Nathan Baschez breaks down the risk for Meta of going all-in on Reels
Casey Newton interviews Adam Mosseri — the head of Instagram — on why they walked back some of the changes (either way, it’s clear that video is the future of mobile entertainment vs. photos)
Ted Lasso meets Moneyball meets Web3: My latest Bloomberg piece is about a group of 30+ US crypto investors — including a former ESPN gambling analyst, derivatives trader, Gary Vee and Daryl Morey ( 76ers president of basketball operations) — that bought Crawley Town FC, an English Football League 2 club (3 tiers below Premier League where Man U and Arsenal play).
The management is applying Web3 ideas of decentralization in the decision-making. Now, I’ve seen a lot (ALOT) of useless NFT ideas but the Crawley Town FC NFT is interesting and can actually affect on-field performance.
Example: the team had money to sign a player and put the decision of which position to fill (goalkeeper, defender, midfielder, attacker) up to a vote. The vote weight was allocated 50% to NFT holders and 50% to season-ticket holders. The final result called for a midfielder and Crawley Town management obliged.

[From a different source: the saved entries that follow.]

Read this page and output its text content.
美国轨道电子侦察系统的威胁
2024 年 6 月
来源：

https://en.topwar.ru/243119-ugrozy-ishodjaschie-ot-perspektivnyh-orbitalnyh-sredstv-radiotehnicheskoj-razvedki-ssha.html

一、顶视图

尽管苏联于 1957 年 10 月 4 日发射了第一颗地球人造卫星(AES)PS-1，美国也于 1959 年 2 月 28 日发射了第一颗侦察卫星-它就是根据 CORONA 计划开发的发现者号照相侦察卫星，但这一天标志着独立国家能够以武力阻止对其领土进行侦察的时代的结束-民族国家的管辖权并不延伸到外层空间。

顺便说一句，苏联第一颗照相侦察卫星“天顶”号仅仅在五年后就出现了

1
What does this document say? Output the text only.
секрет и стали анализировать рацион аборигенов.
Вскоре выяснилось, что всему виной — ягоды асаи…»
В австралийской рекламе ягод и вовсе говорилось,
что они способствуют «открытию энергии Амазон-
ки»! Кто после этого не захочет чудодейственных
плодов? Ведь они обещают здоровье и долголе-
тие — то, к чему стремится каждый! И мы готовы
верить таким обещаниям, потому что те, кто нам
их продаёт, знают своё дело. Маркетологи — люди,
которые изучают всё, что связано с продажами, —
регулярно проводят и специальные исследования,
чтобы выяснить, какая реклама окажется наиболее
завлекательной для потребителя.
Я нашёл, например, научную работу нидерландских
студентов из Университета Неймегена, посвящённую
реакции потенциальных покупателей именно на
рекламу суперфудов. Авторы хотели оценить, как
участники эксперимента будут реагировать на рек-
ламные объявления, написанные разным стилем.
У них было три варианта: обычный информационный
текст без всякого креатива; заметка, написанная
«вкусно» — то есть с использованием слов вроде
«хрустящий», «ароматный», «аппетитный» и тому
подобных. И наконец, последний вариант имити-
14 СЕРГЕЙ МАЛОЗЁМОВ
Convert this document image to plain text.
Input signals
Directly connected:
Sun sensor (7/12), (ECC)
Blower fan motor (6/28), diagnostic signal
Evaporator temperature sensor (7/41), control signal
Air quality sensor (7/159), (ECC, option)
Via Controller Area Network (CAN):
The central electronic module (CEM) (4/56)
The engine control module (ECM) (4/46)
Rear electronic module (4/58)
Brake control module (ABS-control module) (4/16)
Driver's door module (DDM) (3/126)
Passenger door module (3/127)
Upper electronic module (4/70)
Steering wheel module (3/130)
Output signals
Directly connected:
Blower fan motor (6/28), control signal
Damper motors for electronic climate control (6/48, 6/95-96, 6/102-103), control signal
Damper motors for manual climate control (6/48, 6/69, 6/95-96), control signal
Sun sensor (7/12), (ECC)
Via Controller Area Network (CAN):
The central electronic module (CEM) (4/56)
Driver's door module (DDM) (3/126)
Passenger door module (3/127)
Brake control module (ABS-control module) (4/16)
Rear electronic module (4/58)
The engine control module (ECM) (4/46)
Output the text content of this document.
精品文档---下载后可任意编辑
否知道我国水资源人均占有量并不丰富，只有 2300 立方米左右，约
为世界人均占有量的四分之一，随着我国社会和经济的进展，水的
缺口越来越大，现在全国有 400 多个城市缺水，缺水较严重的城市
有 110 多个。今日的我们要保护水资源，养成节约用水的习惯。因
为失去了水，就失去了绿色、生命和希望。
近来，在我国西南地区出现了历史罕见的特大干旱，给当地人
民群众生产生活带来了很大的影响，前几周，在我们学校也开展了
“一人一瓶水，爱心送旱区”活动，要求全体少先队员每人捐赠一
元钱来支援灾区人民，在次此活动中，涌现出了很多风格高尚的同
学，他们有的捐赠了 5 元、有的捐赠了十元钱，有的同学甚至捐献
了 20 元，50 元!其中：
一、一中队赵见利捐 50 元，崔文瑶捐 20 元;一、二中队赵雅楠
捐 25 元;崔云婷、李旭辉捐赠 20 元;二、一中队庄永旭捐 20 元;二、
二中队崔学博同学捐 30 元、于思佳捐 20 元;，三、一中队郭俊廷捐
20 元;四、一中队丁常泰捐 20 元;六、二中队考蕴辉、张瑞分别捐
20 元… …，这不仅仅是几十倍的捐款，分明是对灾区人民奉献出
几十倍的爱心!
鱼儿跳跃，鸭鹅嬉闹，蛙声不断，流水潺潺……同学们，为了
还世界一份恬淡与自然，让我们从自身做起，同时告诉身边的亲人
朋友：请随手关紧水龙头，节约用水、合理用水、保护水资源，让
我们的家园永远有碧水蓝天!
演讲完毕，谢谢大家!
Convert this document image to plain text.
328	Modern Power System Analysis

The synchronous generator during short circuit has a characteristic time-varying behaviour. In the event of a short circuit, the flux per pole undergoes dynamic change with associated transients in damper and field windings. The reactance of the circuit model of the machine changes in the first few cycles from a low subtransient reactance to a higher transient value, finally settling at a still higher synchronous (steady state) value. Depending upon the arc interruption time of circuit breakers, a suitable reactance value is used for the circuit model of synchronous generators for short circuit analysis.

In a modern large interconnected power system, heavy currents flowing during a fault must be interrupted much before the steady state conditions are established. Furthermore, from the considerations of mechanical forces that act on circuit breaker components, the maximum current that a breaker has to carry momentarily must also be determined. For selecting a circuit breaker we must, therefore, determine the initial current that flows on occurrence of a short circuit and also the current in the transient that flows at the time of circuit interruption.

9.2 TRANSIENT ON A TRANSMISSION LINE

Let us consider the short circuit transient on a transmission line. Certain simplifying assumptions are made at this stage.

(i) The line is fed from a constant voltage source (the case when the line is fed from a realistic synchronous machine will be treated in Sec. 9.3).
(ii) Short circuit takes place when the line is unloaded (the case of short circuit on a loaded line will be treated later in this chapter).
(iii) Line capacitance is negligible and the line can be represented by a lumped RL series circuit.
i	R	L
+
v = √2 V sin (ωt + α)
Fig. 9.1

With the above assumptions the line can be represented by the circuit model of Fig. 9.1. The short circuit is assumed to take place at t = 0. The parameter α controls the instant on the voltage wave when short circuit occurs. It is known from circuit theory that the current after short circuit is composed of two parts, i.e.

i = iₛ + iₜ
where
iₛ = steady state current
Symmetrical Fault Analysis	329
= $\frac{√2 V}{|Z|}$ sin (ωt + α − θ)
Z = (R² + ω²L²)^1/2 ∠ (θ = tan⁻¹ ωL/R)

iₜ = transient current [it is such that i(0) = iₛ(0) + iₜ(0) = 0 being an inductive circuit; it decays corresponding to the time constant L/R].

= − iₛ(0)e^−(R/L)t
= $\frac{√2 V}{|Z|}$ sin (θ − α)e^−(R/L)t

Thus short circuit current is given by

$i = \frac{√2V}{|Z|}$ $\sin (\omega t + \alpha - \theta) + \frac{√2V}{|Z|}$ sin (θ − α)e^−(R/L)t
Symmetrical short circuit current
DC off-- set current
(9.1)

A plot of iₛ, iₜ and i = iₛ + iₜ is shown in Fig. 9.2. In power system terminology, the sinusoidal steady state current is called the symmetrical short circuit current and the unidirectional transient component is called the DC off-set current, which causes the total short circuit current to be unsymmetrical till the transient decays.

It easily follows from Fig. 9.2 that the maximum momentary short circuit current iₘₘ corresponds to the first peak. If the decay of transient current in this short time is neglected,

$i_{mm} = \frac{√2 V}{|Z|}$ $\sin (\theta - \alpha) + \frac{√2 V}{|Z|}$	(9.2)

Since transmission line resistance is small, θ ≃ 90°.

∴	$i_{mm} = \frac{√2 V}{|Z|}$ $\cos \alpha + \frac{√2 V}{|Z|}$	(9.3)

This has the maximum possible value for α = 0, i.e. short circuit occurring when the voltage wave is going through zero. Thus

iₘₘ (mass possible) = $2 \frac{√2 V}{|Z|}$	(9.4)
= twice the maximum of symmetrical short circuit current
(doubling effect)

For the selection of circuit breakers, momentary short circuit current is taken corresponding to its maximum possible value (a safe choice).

The Family Guy’s major problem: Nerdstalgic explores the Family Guy joke format. Basically, the show has a super thin plot and is just a bunch of “cutaways” to random jokes. Some of the jokes are absolutely incredible but the analysis shows that doing too many “cutaways” actually hurt Family Guy’s ratings (another interesting nugget from the vid: the South Park duo hates Family Guy).
Good thing my newsletter isn’t peppered with random jokes and memes…
…except for these glorious jokes and memes:
This last meme hit home. I stopped trying to be “productivity guy” about a decade ago. Every idea I have is in Gmails to myself, Google Docs and Notes (forever lost in the digital ether).